How To Make Money Online, Chapter Four

Instructions and Discussion

This new knol will discuss how to make money in various ways online, with instructions.


<-- Back to How To Make Money Online, Chapter Three
--> Forward to How To Make Money Online, Chapter Five

Written by Will Johnson,  Copyright 2010. All Rights Reserved

Click here to subscribe to changes to my Knols (Public Activity Feed)

O3 Have Website, Don't want my own Service or Product

So you have a website already, but now you want to make money selling something on it, but you don't know exactly what to sell.  You're not sure you want your own product or service, or maybe you're sure you don't!  Several website operators have joined affinity networks.  This is where you advertise, on your site, some other product.  When a reader sees the ad, sometimes you get a tiny token payment like maybe a penny, mostly nothing.  When the reader clicks through to the other website, sometimes you get a little payment for that, sometimes nothing.  However if the reader actually buys something off that other website, you will get credit for a percentage of that purchase.

A few vendors have created their own tracking networks, for example Amazon has one.  Most vendors signed up for various affinity systems which keep track of the ad placements, the click-throughs, etc.  Personally I'm not convinced that all players are operating on the level.  That is, I have a suspicious mind.  My suspicious mind says, who is auditing these players to confirm that they're paying out fairly?

Google has created a subsidiary called Adsense.  You have to go to Adsense, and sign up.  After they approve you, you will get code to stick into whatever pages you want on your website.  It will appear in a side bar next to your content and display an ad chosen by Google, that is supposed to be somehow relevant to your content.  So if you write about your trip to the Bahamas in a blog, you may see an ad that says "Book a trip now through Expedia!"  or whatever.  That's the concept anyway.  Just from the ad appearing, supposedly you'll make a tenth of a penny or something.  If your readers click-through and actually buy something, I believe you will make more, or at least could make more.

In addition to affiliate banner ads and Adsense, you can also directly sell products to others -- for others.  Amazon is the best example of how to do this, and god save them if other companies are slow to jump on this bandwagon.  You can sign up to be an Amazon Associate.  This is not the same thing as selling your used products on Amazon.  Once you have signed up to be an Amazon Associate, you can then browse, off a special page they give you, find a product and then say, "give me the code".  You cut and paste the code to a page on your site, and when you refresh, the advertisement from Amazon to sell some book or whatever you were looking for, will appear.  Any site reader who clicks on it, will be taken to Amazon, but your referrer code will be embedded in the URL.  Even if the reader does not buy that particular product, if they continue to browser Amazon, and eventually buy something, you should get a small credit for that.  At least that's the promise.

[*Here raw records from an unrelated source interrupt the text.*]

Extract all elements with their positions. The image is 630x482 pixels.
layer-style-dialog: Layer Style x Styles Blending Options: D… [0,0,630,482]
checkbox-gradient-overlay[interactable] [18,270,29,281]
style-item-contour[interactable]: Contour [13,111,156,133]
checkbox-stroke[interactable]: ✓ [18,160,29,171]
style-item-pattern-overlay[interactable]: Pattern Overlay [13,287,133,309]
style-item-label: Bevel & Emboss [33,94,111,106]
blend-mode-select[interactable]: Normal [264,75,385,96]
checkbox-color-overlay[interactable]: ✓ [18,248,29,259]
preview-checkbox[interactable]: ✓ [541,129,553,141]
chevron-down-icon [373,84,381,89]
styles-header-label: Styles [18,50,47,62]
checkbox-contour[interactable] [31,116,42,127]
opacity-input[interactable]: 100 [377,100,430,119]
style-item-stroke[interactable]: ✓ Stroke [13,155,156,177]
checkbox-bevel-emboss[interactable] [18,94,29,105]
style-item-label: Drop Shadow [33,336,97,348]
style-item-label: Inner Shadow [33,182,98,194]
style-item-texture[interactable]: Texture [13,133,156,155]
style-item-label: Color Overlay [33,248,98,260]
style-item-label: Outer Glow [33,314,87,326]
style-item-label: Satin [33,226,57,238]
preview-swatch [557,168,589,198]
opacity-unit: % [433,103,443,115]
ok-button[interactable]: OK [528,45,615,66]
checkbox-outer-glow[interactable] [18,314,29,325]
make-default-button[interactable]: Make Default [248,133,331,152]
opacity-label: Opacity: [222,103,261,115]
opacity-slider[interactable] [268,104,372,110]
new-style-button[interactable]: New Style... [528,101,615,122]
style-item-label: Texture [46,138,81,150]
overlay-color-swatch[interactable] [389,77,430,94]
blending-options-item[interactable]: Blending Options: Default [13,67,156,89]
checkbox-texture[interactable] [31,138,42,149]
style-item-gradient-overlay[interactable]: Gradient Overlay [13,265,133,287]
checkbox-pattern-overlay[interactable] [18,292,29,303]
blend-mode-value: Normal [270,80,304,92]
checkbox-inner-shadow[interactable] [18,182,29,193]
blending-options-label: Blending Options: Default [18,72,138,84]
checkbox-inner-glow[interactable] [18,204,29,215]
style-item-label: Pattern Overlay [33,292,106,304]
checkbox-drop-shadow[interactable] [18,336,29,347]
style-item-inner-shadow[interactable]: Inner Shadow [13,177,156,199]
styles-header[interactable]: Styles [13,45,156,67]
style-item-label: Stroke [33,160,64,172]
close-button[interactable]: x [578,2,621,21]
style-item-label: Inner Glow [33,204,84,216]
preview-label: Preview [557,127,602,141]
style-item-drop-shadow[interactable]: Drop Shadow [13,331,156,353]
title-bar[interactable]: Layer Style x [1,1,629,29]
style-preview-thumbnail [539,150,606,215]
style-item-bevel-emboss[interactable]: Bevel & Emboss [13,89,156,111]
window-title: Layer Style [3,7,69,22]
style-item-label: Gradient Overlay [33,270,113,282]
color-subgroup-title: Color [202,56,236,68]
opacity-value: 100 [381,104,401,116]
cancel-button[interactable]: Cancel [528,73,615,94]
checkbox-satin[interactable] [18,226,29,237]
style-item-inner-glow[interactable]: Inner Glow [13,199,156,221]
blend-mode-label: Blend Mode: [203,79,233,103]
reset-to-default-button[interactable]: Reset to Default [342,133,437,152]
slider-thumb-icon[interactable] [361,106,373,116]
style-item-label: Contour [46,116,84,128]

Now if we can just get the rest of the world to comprehend what an amazing revenue generator that idea was for Amazon, then we can sell all sorts of things, which we don't personally have, to others, and essentially they are being drop-shipped.  Yet the webmaster gets a credit, just for referring.  A great concept.

I've experimented with various Affinity networks, and mostly they're flat to tell you the truth.  Few clicks, almost zero sales which means almost zero income.  Interesting concept however.  You blog or create other types of pages, on whatever, and make money off ad placement.  I just joined yesterday a new one, which perhaps will be better, since it's called the Google Affiliate Network.  I pulled up various types of links and display them on a mock-up page at this link.  You can see that several big names, have signed up to be a part of it.  On that page I show Barnes and Noble, Blockbuster, Kmart and Sears.  Three of those are default type ads, the one for Sears I built myself using their ability to build your own link.  This allows you to customize a particular ad, just for your particular content instead of a generic ad.  Supposedly viewers are more inclined to click-through on a specific targeted ad.  That's the same idea behind Adsense basing their ads on your page's content.